My ex has relationships that last around 3 years, or less if the lucky lady gets antsy earlier. I know of three before me and have seen two since.

He loves the sex on tap relationship, but for him, commitment equals loss of independence.

It fair breaks my heart to meet these women (we're still friends somehow) - I want to say don't bother, run, he's a bad bet, but who would listen to the ex?

He's 43, still quite hot looking, fun and sexy. He still gets women. But in a few years he'll start looking like a dirty old man cruising for sex (I hope ).

warthog · 31/07/2009 19:09

could be that he hasn't met the right woman.

or he's a commitment phobe

or he's got a fundamental problem which means no self-respecting woman would stay with him long term.

Katisha · 31/07/2009 19:17

I think sometimes people think The One will hit them between the eyes and then they'll KNOW and it will all be easy.

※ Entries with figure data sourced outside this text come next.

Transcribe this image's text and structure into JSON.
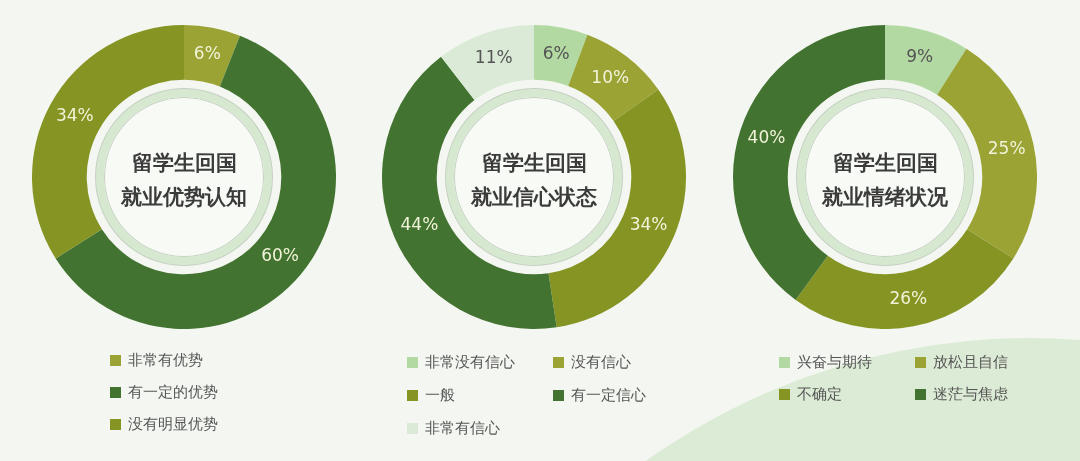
{
  "chart_data": [
    {
      "type": "donut",
      "title": "留学生回国就业优势认知",
      "categories": [
        "非常有优势",
        "有一定的优势",
        "没有明显优势"
      ],
      "values": [
        6,
        60,
        34
      ],
      "colors": [
        "#9aa334",
        "#437330",
        "#869423"
      ],
      "value_labels": [
        "6%",
        "60%",
        "34%"
      ],
      "legend": "bottom"
    },
    {
      "type": "donut",
      "title": "留学生回国就业信心状态",
      "categories": [
        "非常没有信心",
        "没有信心",
        "一般",
        "有一定信心",
        "非常有信心"
      ],
      "values": [
        6,
        10,
        34,
        44,
        11
      ],
      "colors": [
        "#b3d9a3",
        "#9aa334",
        "#869423",
        "#437330",
        "#daead6"
      ],
      "value_labels": [
        "6%",
        "10%",
        "34%",
        "44%",
        "11%"
      ],
      "legend": "bottom"
    },
    {
      "type": "donut",
      "title": "留学生回国就业情绪状况",
      "categories": [
        "兴奋与期待",
        "放松且自信",
        "不确定",
        "迷茫与焦虑"
      ],
      "values": [
        9,
        25,
        26,
        40
      ],
      "colors": [
        "#b3d9a3",
        "#9aa334",
        "#869423",
        "#437330"
      ],
      "value_labels": [
        "9%",
        "25%",
        "26%",
        "40%"
      ],
      "legend": "bottom"
    }
  ]
}
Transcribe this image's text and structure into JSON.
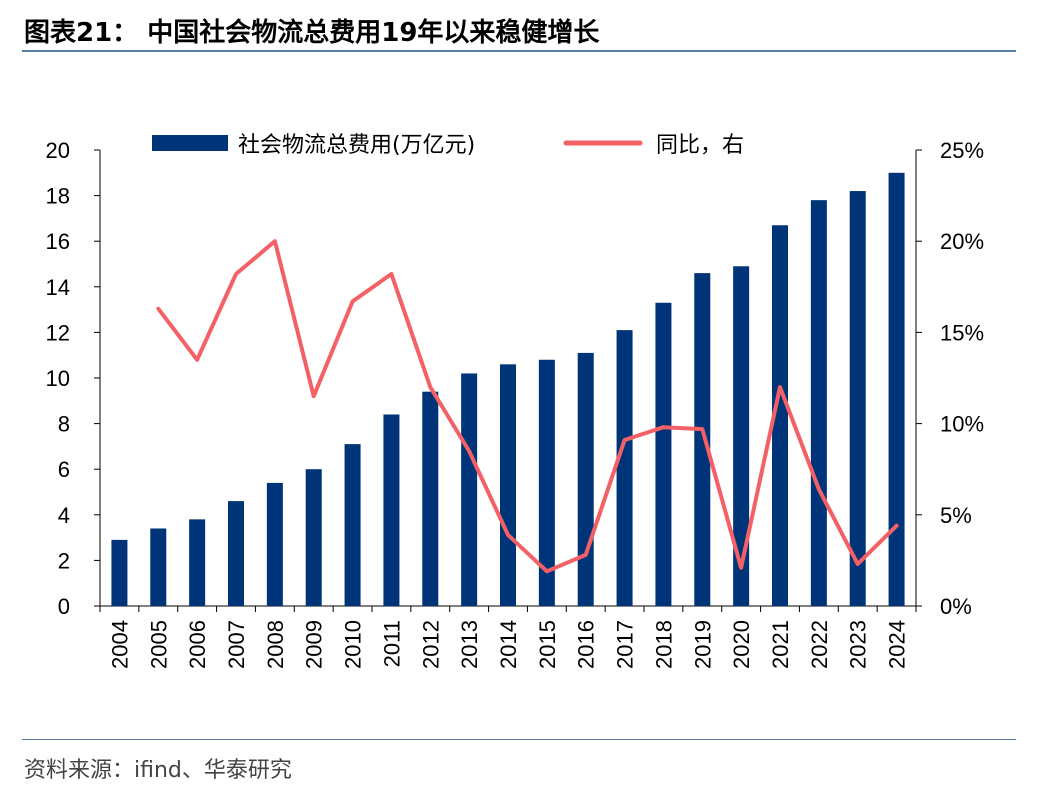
{
  "header": {
    "title": "图表21：  中国社会物流总费用19年以来稳健增长"
  },
  "footer": {
    "source": "资料来源：ifind、华泰研究"
  },
  "chart_data": {
    "type": "bar+line",
    "categories": [
      "2004",
      "2005",
      "2006",
      "2007",
      "2008",
      "2009",
      "2010",
      "2011",
      "2012",
      "2013",
      "2014",
      "2015",
      "2016",
      "2017",
      "2018",
      "2019",
      "2020",
      "2021",
      "2022",
      "2023",
      "2024"
    ],
    "series": [
      {
        "name": "社会物流总费用(万亿元)",
        "type": "bar",
        "axis": "left",
        "color": "#003478",
        "values": [
          2.9,
          3.4,
          3.8,
          4.6,
          5.4,
          6.0,
          7.1,
          8.4,
          9.4,
          10.2,
          10.6,
          10.8,
          11.1,
          12.1,
          13.3,
          14.6,
          14.9,
          16.7,
          17.8,
          18.2,
          19.0
        ]
      },
      {
        "name": "同比，右",
        "type": "line",
        "axis": "right",
        "color": "#f36066",
        "values": [
          null,
          16.3,
          13.5,
          18.2,
          20.0,
          11.5,
          16.7,
          18.2,
          12.0,
          8.5,
          3.9,
          1.9,
          2.8,
          9.1,
          9.8,
          9.7,
          2.1,
          12.0,
          6.4,
          2.3,
          4.4
        ]
      }
    ],
    "y_left": {
      "min": 0,
      "max": 20,
      "ticks": [
        "0",
        "2",
        "4",
        "6",
        "8",
        "10",
        "12",
        "14",
        "16",
        "18",
        "20"
      ]
    },
    "y_right": {
      "min": 0,
      "max": 25,
      "ticks": [
        "0%",
        "5%",
        "10%",
        "15%",
        "20%",
        "25%"
      ]
    },
    "legend": "top"
  }
}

Whereas in practice you have to compromise a bit usually.

Waiting for The One can mean never realising that someone you do already know could also be The One with a bit of give and take...

duke748 · 31/07/2009 20:37

I read somewhere once something that really struck a chord with me.

Women see getting married and having kids as a natural progression of a good relationship. Most women have a (conscious or sub-conscious) time line in mind, ie date for a year, live together for a year, get married and have kid no1 a year later.

Men see getting married and having kids as a life stage that they go through. If he feels he has achieved what he wants in his career, if all of his friends are getting married, if he is the age his father was when he got married... So for a guy, the age he is ready to commit is more about everything else that is going on in his life, rather than the woman he is with.

That's why quite often you hear about these guys who were with someone for years and years and the year after they break up, they get married to someone they have been with for 6 months.

I might be totally off track here, but this sounds like what is going on for this guy. He doesn't feel stable in his career and finances, so its never been the right time to get married.

Ripeberry · 31/07/2009 20:45

My brother is a lost cause, he will be 40yrs old next year. Has NEVER had a girlfriend as he is not interested, he is not interested in men either, he does not want children ever and basically i think he should have been a hermit

elliott · 31/07/2009 20:48

ah but ripeberry at least he is happy with what he (doesn't) have! Mine is in a state of inner turmoil and confusion...he may be nearly 50 but his mental age is probably closer to 15!